SEC. 206. Attorney General report on use of bump stocks in crime.

(a) In general.—Using amounts made available for research, evaluation, or statistical purposes, within 180 days after the date of the enactment of this Act, the Attorney General shall prepare and submit to the Committee on the Judiciary of the House of Representatives and the Committee on the Judiciary of the Senate a written report that—

(1) specifies the number of instances in which a bump stock has been used in the commission of a crime in the United States;

(2) specifies the types of firearms with which a bump stock has been so used; and

(3) contains the opinion of the Attorney General as to whether subparagraphs (B)(i) and (C)(i) of section 924(c)(1) of title 18, United States Code, apply to all instances in which a bump stock has been used in the commission of a crime of violence in the United States.

(b) Definition of bump stock.—In this section, the term “bump stock” means a device that—

(1) attaches to a semiautomatic rifle (as defined in section 921(a)(28) of title 18, United States Code);

(2) is designed and intended to repeatedly activate the trigger without the deliberate and volitional act of the user pulling the trigger each time the firearm is fired; and

(3) functions by continuous forward pressure applied to the rifle’s fore end in conjunction with a linear forward and backward sliding motion of the mechanism utilizing the recoil energy when the rifle is discharged.

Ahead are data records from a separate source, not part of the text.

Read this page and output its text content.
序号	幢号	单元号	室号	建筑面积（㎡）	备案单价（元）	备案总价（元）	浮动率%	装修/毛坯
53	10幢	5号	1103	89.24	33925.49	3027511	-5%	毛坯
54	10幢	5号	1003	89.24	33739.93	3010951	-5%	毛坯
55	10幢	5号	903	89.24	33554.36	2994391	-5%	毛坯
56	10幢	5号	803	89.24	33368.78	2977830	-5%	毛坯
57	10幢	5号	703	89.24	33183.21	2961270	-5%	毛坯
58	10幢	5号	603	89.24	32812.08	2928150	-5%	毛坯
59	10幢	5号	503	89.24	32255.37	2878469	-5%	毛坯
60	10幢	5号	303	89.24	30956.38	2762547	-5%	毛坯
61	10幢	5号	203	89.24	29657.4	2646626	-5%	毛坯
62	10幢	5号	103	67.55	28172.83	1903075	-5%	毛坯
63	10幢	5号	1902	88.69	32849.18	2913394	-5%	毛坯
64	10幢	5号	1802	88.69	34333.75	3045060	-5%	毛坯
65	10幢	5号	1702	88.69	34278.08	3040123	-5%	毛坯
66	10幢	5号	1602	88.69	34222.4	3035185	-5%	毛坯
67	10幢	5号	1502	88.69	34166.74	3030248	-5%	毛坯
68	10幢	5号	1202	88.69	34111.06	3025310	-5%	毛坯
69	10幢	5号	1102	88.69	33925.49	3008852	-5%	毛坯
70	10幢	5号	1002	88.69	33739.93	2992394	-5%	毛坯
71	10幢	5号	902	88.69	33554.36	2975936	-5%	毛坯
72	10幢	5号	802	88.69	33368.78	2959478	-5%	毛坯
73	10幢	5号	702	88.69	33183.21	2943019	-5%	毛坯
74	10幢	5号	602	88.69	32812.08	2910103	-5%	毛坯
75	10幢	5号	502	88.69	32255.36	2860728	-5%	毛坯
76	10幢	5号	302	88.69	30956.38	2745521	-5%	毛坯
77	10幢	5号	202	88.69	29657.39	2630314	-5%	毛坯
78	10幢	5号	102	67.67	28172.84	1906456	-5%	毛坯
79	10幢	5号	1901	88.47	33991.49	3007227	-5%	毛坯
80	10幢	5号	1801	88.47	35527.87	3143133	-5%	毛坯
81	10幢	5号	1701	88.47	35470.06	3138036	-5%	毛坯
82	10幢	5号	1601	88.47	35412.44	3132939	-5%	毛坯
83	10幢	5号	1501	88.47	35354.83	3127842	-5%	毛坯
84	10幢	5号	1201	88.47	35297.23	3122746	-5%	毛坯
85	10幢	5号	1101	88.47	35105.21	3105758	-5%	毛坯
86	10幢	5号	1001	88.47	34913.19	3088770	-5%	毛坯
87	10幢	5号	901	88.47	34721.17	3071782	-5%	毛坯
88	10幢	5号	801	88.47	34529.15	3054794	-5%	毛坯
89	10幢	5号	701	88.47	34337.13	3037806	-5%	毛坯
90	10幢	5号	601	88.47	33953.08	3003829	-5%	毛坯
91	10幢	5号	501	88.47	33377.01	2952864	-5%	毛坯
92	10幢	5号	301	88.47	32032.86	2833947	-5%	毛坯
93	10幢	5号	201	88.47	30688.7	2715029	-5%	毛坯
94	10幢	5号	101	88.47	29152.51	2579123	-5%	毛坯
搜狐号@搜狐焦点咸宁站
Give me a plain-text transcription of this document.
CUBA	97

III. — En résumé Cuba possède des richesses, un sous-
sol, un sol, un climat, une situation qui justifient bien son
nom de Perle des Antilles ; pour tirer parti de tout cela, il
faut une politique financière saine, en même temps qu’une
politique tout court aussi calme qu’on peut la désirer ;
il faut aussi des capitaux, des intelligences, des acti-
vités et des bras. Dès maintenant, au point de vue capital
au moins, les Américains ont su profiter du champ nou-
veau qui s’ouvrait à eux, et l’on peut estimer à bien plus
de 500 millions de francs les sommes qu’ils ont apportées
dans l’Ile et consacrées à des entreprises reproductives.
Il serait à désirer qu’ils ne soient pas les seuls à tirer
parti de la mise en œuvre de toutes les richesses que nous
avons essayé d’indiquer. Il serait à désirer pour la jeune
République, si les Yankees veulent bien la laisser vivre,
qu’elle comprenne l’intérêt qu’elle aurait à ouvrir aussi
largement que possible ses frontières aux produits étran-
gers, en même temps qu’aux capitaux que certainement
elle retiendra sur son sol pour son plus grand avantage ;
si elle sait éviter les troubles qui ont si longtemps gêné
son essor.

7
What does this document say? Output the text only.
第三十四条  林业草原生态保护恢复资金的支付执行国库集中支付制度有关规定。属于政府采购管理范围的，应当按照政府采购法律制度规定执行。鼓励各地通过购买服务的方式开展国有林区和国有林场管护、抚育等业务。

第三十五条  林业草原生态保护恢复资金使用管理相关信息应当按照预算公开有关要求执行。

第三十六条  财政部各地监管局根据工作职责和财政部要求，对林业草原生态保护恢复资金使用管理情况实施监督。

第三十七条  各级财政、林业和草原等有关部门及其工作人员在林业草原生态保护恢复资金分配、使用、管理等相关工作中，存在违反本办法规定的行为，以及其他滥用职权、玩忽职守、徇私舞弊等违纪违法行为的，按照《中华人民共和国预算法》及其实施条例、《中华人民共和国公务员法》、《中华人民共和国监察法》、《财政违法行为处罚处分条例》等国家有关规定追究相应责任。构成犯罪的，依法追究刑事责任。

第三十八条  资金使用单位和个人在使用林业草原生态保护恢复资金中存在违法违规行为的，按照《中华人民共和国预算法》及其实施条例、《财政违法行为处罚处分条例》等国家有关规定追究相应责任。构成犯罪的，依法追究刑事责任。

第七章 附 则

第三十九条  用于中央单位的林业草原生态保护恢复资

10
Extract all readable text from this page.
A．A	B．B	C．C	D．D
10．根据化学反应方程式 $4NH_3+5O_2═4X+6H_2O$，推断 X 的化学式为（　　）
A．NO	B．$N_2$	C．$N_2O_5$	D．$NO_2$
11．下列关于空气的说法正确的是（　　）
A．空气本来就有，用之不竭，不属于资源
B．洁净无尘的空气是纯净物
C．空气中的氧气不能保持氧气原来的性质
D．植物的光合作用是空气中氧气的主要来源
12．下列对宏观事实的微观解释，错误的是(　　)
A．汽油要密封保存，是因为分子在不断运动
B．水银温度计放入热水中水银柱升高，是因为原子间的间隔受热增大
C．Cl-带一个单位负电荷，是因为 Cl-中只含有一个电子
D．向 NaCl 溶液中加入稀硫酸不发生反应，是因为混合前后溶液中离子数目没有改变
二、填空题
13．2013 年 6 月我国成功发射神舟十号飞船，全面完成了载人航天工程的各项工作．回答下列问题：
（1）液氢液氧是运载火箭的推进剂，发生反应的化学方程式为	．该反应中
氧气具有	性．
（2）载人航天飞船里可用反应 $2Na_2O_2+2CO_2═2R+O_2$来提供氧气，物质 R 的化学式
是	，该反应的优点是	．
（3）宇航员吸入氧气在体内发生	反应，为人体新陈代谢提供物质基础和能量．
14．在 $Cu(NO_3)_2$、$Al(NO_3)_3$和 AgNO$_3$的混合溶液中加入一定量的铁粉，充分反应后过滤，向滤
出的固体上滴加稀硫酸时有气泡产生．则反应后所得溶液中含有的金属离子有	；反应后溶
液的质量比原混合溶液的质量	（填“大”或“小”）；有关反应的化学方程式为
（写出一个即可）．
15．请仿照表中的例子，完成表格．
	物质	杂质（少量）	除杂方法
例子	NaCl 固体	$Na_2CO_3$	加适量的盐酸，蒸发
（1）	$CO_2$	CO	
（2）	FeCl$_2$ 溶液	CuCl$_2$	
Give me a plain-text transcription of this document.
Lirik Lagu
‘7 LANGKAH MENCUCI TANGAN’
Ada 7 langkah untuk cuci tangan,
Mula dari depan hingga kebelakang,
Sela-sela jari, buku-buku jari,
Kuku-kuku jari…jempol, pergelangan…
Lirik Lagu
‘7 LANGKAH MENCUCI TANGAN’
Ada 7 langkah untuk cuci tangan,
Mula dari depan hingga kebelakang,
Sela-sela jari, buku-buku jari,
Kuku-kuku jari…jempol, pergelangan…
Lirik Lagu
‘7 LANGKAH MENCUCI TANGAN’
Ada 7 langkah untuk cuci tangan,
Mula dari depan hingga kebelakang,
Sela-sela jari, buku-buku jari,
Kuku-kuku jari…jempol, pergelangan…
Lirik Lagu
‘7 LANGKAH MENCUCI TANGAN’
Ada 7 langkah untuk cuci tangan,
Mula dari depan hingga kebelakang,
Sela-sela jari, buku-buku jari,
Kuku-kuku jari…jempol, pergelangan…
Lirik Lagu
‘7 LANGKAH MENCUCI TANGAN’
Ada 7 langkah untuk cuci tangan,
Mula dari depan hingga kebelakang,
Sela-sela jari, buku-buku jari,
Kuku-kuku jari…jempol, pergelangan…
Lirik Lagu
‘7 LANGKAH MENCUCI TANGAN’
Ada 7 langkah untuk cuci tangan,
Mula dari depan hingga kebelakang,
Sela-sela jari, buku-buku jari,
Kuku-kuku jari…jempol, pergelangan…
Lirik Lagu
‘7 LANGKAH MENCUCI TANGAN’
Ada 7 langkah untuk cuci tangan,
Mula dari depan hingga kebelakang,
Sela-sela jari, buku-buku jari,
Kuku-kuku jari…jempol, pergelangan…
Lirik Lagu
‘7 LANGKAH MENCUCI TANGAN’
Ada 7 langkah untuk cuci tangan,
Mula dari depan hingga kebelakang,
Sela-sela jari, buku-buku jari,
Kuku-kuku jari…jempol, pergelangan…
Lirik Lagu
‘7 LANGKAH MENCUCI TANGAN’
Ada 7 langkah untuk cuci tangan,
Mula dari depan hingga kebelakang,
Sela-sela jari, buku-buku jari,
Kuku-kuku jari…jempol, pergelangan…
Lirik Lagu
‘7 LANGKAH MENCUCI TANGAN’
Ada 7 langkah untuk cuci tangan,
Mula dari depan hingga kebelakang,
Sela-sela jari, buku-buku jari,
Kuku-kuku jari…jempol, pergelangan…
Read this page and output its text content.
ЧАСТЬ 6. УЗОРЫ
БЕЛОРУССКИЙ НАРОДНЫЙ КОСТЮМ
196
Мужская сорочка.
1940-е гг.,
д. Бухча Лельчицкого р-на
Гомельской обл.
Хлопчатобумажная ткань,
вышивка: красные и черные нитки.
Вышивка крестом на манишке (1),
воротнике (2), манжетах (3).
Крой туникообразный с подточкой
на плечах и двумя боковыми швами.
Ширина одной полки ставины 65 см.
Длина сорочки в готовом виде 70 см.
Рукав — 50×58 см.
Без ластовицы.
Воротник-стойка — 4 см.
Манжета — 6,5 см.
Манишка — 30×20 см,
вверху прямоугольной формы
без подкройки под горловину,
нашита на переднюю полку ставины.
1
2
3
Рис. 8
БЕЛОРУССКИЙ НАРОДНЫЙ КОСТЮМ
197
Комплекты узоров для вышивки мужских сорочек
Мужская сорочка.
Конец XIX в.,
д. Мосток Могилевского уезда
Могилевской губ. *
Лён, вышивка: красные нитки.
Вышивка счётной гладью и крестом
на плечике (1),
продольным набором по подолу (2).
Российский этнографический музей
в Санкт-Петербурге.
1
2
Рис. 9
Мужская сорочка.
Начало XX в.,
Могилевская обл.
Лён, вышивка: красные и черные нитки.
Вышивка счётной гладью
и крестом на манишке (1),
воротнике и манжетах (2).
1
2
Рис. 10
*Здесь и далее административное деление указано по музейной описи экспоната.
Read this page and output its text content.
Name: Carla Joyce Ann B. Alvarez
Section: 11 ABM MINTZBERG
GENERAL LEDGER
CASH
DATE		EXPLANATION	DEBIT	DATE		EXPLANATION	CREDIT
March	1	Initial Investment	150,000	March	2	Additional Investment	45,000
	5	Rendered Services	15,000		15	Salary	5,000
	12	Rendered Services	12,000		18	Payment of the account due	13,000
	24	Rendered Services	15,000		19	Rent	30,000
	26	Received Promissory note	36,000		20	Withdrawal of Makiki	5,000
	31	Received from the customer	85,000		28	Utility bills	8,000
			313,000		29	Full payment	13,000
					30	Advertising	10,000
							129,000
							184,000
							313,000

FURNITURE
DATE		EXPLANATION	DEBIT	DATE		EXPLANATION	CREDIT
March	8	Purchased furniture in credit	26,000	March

SEC. 207. Authorizations of appropriations.

(a) In general.—There is authorized to be appropriated $100,000,000 for each of fiscal years 2018 through 2022 to carry out, in accordance with the NICS Act Record Improvement Program and the National Criminal History Improvement Program, the activities under—

(1) section 102 of the NICS Improvement Amendments Act of 2007;

(2) section 103 of the NICS Improvement Amendments Act of 2007;

(3) section 102 of the Crime Identification Technology Act of 1998; and

(4) section 106(b) of the Brady Handgun Violence Prevention Act.

(b) Additional authorizations.—Section 1001(a) of the Omnibus Crime Control and Safe Streets Act of 1968 (34 U.S.C. 10261(a)) is amended—

(1) in paragraph (1)—

(A) by striking “$33,000,000” and inserting “$31,000,000”;

(B) by striking “1994 and 1995” and inserting “2018 through 2022”; and

(C) by inserting “, in addition to any amounts otherwise made available for research, evaluation or statistical purposes in a fiscal year” before the period; and

(2) in paragraph (2)—

(A) by striking “$33,000,000” and inserting “$27,000,000”;

(B) by striking “1994 and 1995” and inserting “2018 through 2022”; and

(C) by inserting “, in addition to any amounts otherwise made available for research, evaluation or statistical purposes in a fiscal year” before the period.

Passed the House of Representatives December 6, 2017.